Irjen Ferdy Sambo/net
Irjen Ferdy Sambo/net

Mata rantai komando di TNI lebih tegas dan tidak ada kaitan bisnis pengamanan yang menggurita di TNI yang membuat mudah penindakan terhadap anggota TNI yang bersalah, meskipun itu perwira tinggi.

Lihat saja kasus korupsi alutsista yang melibatkan pentinggi TNI atau kasus tabrak maut yang korbannya dilempar ke sungai. Semua kejadian itu, selesai dan tidak berkembang menjadi interpretasi liar karena, proses pengukapannya cepat dan singkat tanpa ada yang coba ditutupi.

Dalam kasus FS, dengan terbongkarnya skenario awal tentang adanya tembak menembak dan kemudian menjadi pembunuhan dengan telah adanya  penetapan tersangka, maka ada keadaan yang menggambarkan bahwa, penyidikan di intitusi kepolisian sangat mudah untuk membelokkan suatu keadaan fakta.

Cukup dengan suatu sistem komando yang terkait dengan penyidikan, maka suatu keadaan baru yang bukan sebenarnya dapat dibuat seolah itu yang terjadi.

Buktinya, ada 25 anggota termasuk perwira yang diduga terlibat, menghalangi, menghambat dan setuju merancang kejadian di kediaman FS sebagai peristiwa tembak-menembak.
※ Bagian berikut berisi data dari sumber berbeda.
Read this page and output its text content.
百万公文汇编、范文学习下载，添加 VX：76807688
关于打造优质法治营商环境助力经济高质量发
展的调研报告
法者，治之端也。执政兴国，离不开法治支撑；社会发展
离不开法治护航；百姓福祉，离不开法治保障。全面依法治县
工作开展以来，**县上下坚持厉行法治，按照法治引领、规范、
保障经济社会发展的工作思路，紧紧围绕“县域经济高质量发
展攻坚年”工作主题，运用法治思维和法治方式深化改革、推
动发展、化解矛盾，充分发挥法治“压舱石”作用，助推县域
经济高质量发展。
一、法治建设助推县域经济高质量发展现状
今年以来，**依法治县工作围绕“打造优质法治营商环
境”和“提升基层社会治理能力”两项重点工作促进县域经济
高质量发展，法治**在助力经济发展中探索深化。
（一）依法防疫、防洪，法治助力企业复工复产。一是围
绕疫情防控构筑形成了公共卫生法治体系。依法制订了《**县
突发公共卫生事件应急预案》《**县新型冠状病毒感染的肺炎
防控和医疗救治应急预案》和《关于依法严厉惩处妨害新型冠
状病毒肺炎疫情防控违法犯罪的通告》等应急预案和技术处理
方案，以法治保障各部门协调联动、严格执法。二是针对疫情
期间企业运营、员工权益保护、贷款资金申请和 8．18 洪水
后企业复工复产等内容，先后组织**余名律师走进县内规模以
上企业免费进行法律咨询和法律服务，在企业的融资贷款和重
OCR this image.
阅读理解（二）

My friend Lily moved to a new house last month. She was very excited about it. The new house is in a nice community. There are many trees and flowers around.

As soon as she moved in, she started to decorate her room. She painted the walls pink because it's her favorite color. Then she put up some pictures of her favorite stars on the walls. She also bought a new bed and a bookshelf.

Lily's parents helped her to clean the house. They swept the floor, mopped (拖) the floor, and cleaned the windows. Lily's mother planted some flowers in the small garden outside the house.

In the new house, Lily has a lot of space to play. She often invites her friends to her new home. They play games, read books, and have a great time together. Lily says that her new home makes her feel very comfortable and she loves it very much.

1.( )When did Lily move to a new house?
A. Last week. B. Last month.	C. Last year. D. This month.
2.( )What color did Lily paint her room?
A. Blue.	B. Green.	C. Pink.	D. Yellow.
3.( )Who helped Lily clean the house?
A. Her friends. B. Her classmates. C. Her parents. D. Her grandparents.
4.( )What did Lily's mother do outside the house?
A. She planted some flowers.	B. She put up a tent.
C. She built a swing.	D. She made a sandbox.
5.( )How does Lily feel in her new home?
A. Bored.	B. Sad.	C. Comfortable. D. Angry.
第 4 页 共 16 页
Untungnya, ada kejanggalan yang kemudian ditekan secara opini dan lalu terbukalah semuanya kini.

Bagaimanapun, kewenangan subjektif penyidik (pasal 21 KUHAP) untuk menentukan terjadinya suatu tindak pidana dalam suatu peristiwa adalah hak tunggal milik polisi berdasarkan UU dan cukup dengan satu syarat, yakni ada satu oknum yang korup maka yang akan terjadi adalah hal sebagaimana cerita awal yang dikembangkan oleh penyidik bahwa yang terjadi adalah tembak-menembak dan tidak terjadi pembunuhan.

Dengan situasi ini, ada pertanyaan baru yang sedang mengemuka dan dalam proses menjadi fakta baru yang bisa benar demikianlah yang terjadi atau ada cerita dan skenario baru yang akan dibuat?

Sekarang ada fakta baru sebagaimana kata Menkopolhukam Mahfud MD bahwa motifnya adalah terjadi peristiwa yang mengerikan dan menjijikan. Sementara di lain pihak, FS mengatakan bahwa dirinya sangat marah dan hanya membela nama dan kehormatan keluarganya.

Nah, dua fakta ini mana yang akan jadi motif dalam tuduhan pembunuhan berencana ini?

Saya kira, saat ini publik lebih percaya pada media, pengamat dan praktisi hukum, ketimbang penyidik yang bertugas. Oleh harapan kita, jangan ada lagi keterangan fakta yang janggal dan terkesan skenario, sebab jutaan mata yang berarti jutaan otak sedang memonitor perkembangan kasus ini, dan jangan harap akal sekian juta orang bisa diarahkan.